The swatches above approximate light mode; the actual cell colours are theme variables that adapt to light / dark. Pass/fail and boolean scores ignore this config — their pre-coloured pills already encode the result. color_scales_enabled seeds the toolbar heatmap toggle’s initial state.

Row layout

multiline controls row density: True (the default) gives list-style multi-line rows; False gives compact single-line rows. compact_scores narrows score columns and rotates their headers 45° to fit many scores side by side.

The Score Panel

sample_score_view configures the score panel shown in an individual sample’s detail view (distinct from the score columns in the sample list above). It applies when a sample has three or more scores.

from inspect_ai.viewer import ViewerConfig, SampleScoreView, SampleScoreViewSort

ViewerConfig(
    sample_score_view=SampleScoreView(
        default="chips",
        sort=SampleScoreViewSort(column="value", dir="desc"),
    )
)

default chooses the initial rendering mode: chips (wrapping pills) or grid (a sortable table).

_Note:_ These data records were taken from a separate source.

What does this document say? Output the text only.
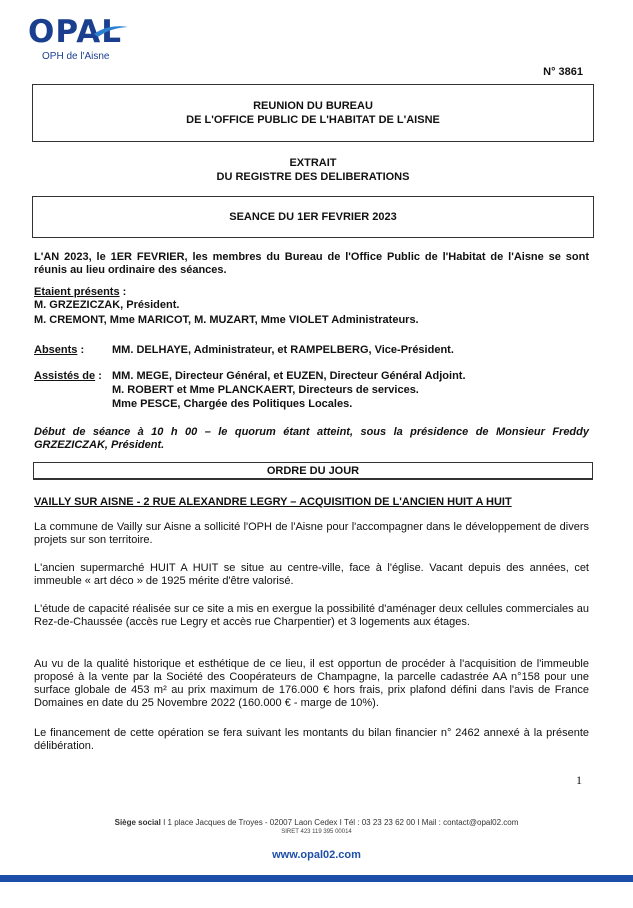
OPAL
OPH de l'Aisne
N° 3861
REUNION DU BUREAU
DE L'OFFICE PUBLIC DE L'HABITAT DE L'AISNE
EXTRAIT
DU REGISTRE DES DELIBERATIONS
SEANCE DU 1ER FEVRIER 2023
L'AN 2023, le 1ER FEVRIER, les membres du Bureau de l'Office Public de l'Habitat de l'Aisne se sont réunis au lieu ordinaire des séances.
Etaient présents :
M. GRZEZICZAK, Président.
M. CREMONT, Mme MARICOT, M. MUZART, Mme VIOLET Administrateurs.
Absents :	MM. DELHAYE, Administrateur, et RAMPELBERG, Vice-Président.
Assistés de : MM. MEGE, Directeur Général, et EUZEN, Directeur Général Adjoint.
M. ROBERT et Mme PLANCKAERT, Directeurs de services.
Mme PESCE, Chargée des Politiques Locales.
Début de séance à 10 h 00 – le quorum étant atteint, sous la présidence de Monsieur Freddy GRZEZICZAK, Président.
ORDRE DU JOUR
VAILLY SUR AISNE - 2 RUE ALEXANDRE LEGRY – ACQUISITION DE L'ANCIEN HUIT A HUIT
La commune de Vailly sur Aisne a sollicité l'OPH de l'Aisne pour l'accompagner dans le développement de divers projets sur son territoire.
L'ancien supermarché HUIT A HUIT se situe au centre-ville, face à l'église. Vacant depuis des années, cet immeuble « art déco » de 1925 mérite d'être valorisé.
L'étude de capacité réalisée sur ce site a mis en exergue la possibilité d'aménager deux cellules commerciales au Rez-de-Chaussée (accès rue Legry et accès rue Charpentier) et 3 logements aux étages.
Au vu de la qualité historique et esthétique de ce lieu, il est opportun de procéder à l'acquisition de l'immeuble proposé à la vente par la Société des Coopérateurs de Champagne, la parcelle cadastrée AA n°158 pour une surface globale de 453 m² au prix maximum de 176.000 € hors frais, prix plafond défini dans l'avis de France Domaines en date du 25 Novembre 2022 (160.000 € - marge de 10%).
Le financement de cette opération se fera suivant les montants du bilan financier n° 2462 annexé à la présente délibération.
1
Siège social I 1 place Jacques de Troyes - 02007 Laon Cedex I Tél : 03 23 23 62 00 I Mail : contact@opal02.com
SIRET 423 119 395 00014
www.opal02.com
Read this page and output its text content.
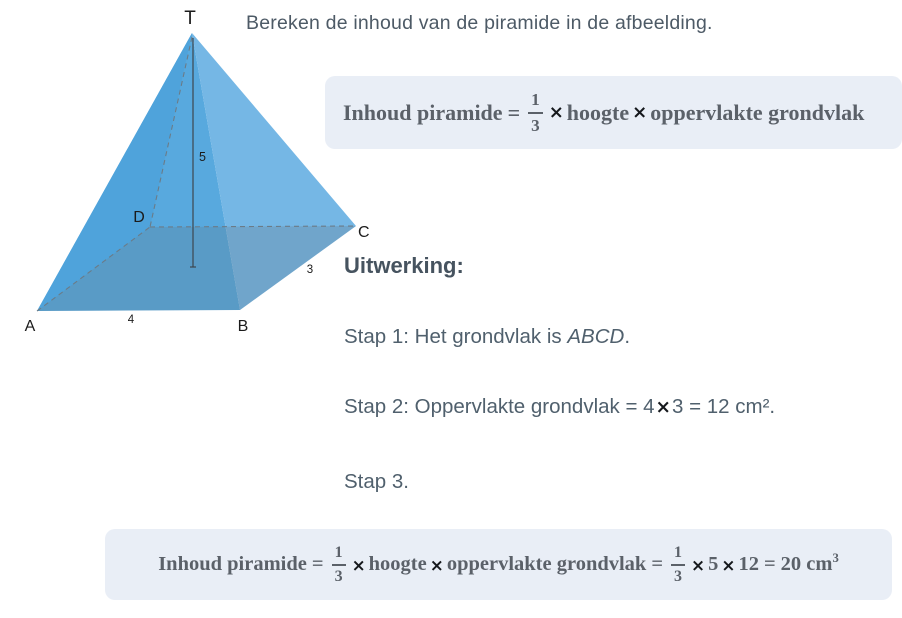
Bereken de inhoud van de piramide in de afbeelding.
T
D
C
A	B
5
4
3
Inhoud piramide = $\frac{1}{3}$ × hoogte × oppervlakte grondvlak
Uitwerking:
Stap 1: Het grondvlak is ABCD.
Stap 2: Oppervlakte grondvlak = 4×3 = 12 cm².
Stap 3.
Inhoud piramide = $\frac{1}{3}$ × hoogte × oppervlakte grondvlak = $\frac{1}{3} \times 5 \times 12 = 20$ $cm^3$
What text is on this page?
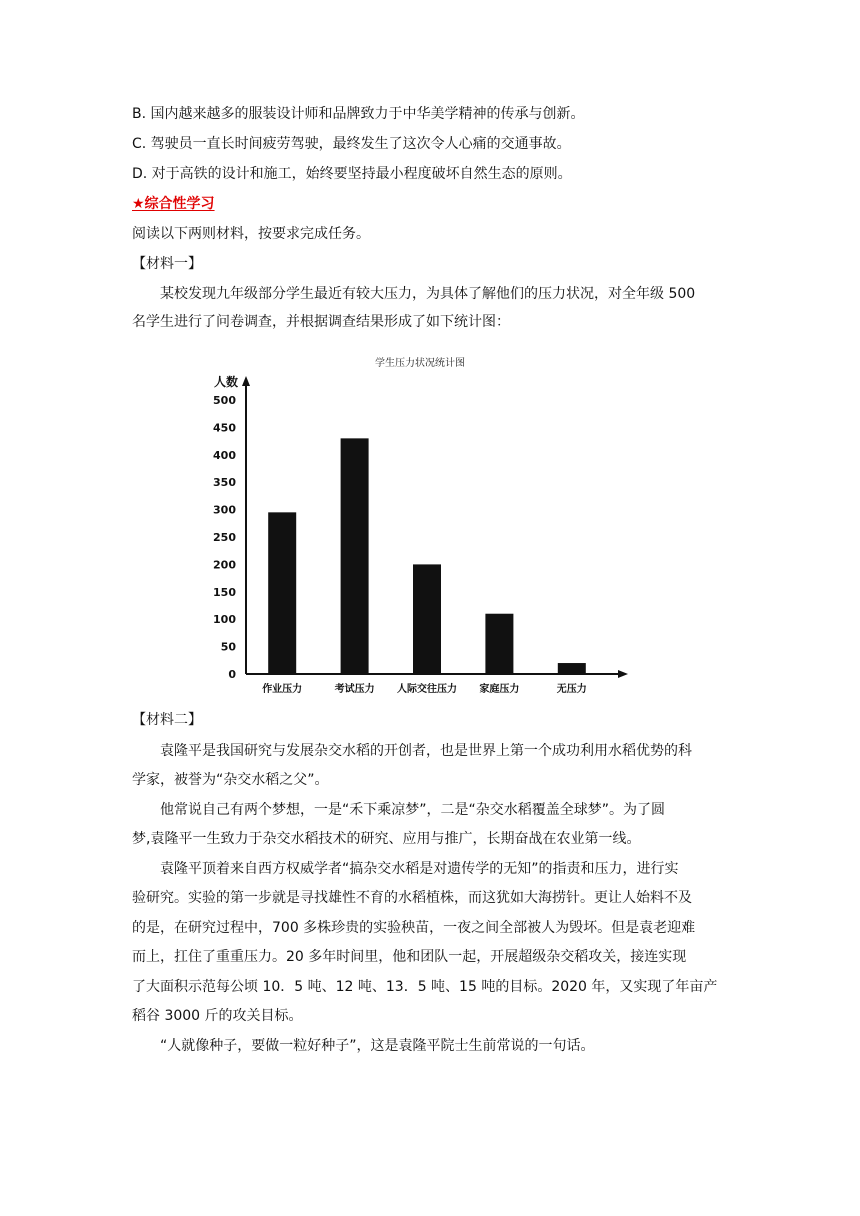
B. 国内越来越多的服装设计师和品牌致力于中华美学精神的传承与创新。
C. 驾驶员一直长时间疲劳驾驶，最终发生了这次令人心痛的交通事故。
D. 对于高铁的设计和施工，始终要坚持最小程度破坏自然生态的原则。
★综合性学习
阅读以下两则材料，按要求完成任务。
【材料一】
某校发现九年级部分学生最近有较大压力，为具体了解他们的压力状况，对全年级 500
名学生进行了问卷调查，并根据调查结果形成了如下统计图：
学生压力状况统计图
人数
0
50
100
150
200
250
300
350
400
450
500
作业压力	考试压力 人际交往压力 家庭压力	无压力
【材料二】
袁隆平是我国研究与发展杂交水稻的开创者，也是世界上第一个成功利用水稻优势的科
学家，被誉为“杂交水稻之父”。
他常说自己有两个梦想，一是“禾下乘凉梦”，二是“杂交水稻覆盖全球梦”。为了圆
梦,袁隆平一生致力于杂交水稻技术的研究、应用与推广，长期奋战在农业第一线。
袁隆平顶着来自西方权威学者“搞杂交水稻是对遗传学的无知”的指责和压力，进行实
验研究。实验的第一步就是寻找雄性不育的水稻植株，而这犹如大海捞针。更让人始料不及
的是，在研究过程中，700 多株珍贵的实验秧苗，一夜之间全部被人为毁坏。但是袁老迎难
而上，扛住了重重压力。20 多年时间里，他和团队一起，开展超级杂交稻攻关，接连实现
了大面积示范每公顷 10．5 吨、12 吨、13．5 吨、15 吨的目标。2020 年，又实现了年亩产
稻谷 3000 斤的攻关目标。
“人就像种子，要做一粒好种子”，这是袁隆平院士生前常说的一句话。
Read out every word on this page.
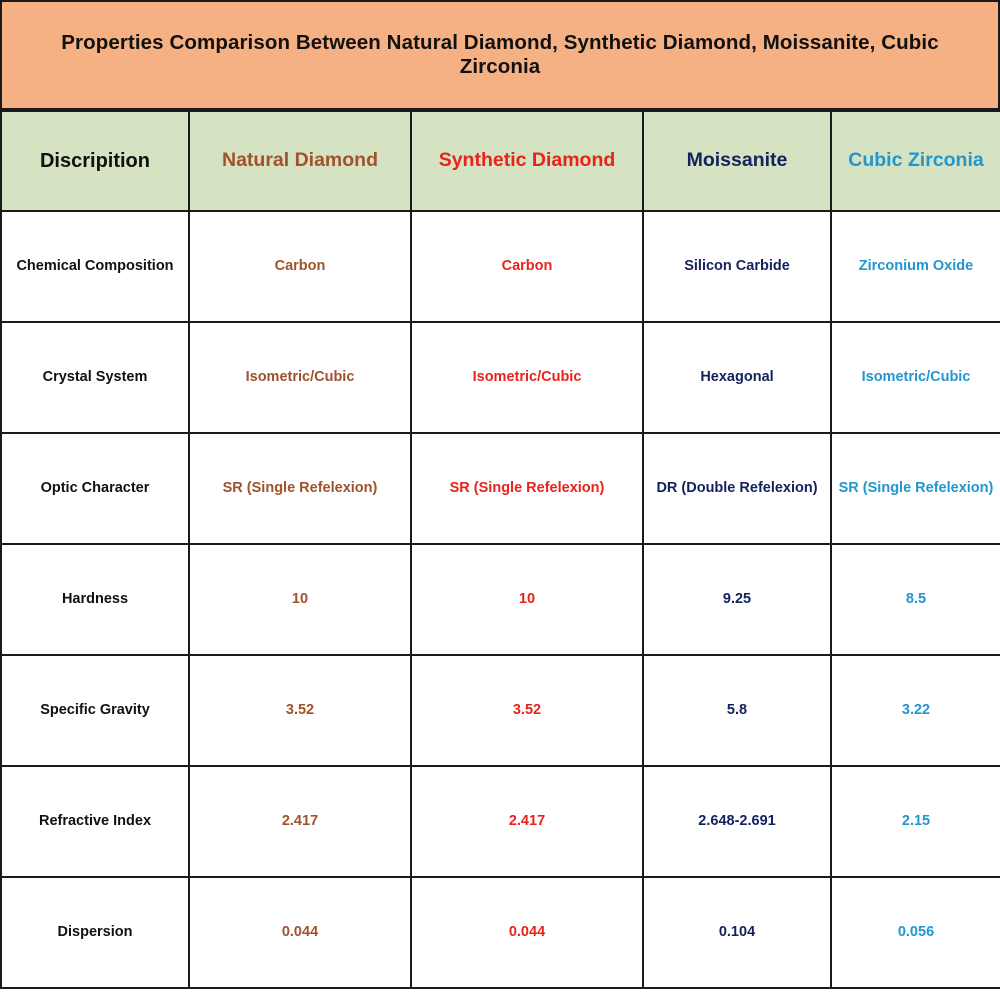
Properties Comparison Between Natural Diamond, Synthetic Diamond, Moissanite, Cubic Zirconia
Discripition	Natural Diamond	Synthetic Diamond	Moissanite	Cubic Zirconia

Chemical Composition	Carbon	Carbon	Silicon Carbide	Zirconium Oxide

Crystal System	Isometric/Cubic	Isometric/Cubic	Hexagonal	Isometric/Cubic

Optic Character	SR (Single Refelexion)	SR (Single Refelexion)	DR (Double Refelexion)	SR (Single Refelexion)

Hardness	10	10	9.25	8.5

Specific Gravity	3.52	3.52	5.8	3.22

Refractive Index	2.417	2.417	2.648-2.691	2.15

Dispersion	0.044	0.044	0.104	0.056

When unset, the viewer picks based on the number of scores.
sort sets the initial sort by name (scorer name) or value, with a direction of asc or desc.

Scanner Results

scanner_result_view customizes the scanner results sidebar for samples produced with scanners. It is a glob-keyed map from scanner-name pattern to a ScannerResultView, so you can target specific scanners or apply one configuration to all of them:

from inspect_ai.viewer import (
    ViewerConfig,
    ScannerResultView,
    ScannerResultField,
    MetadataField,
)

ViewerConfig(
    scanner_result_view={
        "*": ScannerResultView(
            fields=[
                ScannerResultField(name="explanation", label="Rationale"),
                MetadataField(key="summary", label="Summary"),
                "value",
            ],
            exclude_fields=["validation"],
        ),
    }
)

Keys are fnmatch-style globs ("*", "audit_*", or exact scanner names). As a shorthand, you can pass a bare ScannerResultView instead of a map to apply a single configuration to every scanner.

fields is an ordered list of sections to render; entries are:

A ScannerResultField — a built-in section (explanation, label, value, validation, answer, or metadata), with an optional label override and collapsed default.
A MetadataField — promotes a single metadata[key] entry into its own top-level section.
A bare string — shorthand for the matching ScannerResultField name.

exclude_fields subtracts sections from the resolved set. Excluding a MetadataField also removes that key from the generic metadata dump.

Reference

See the inspect_ai.viewer reference for the complete field list of every type described here.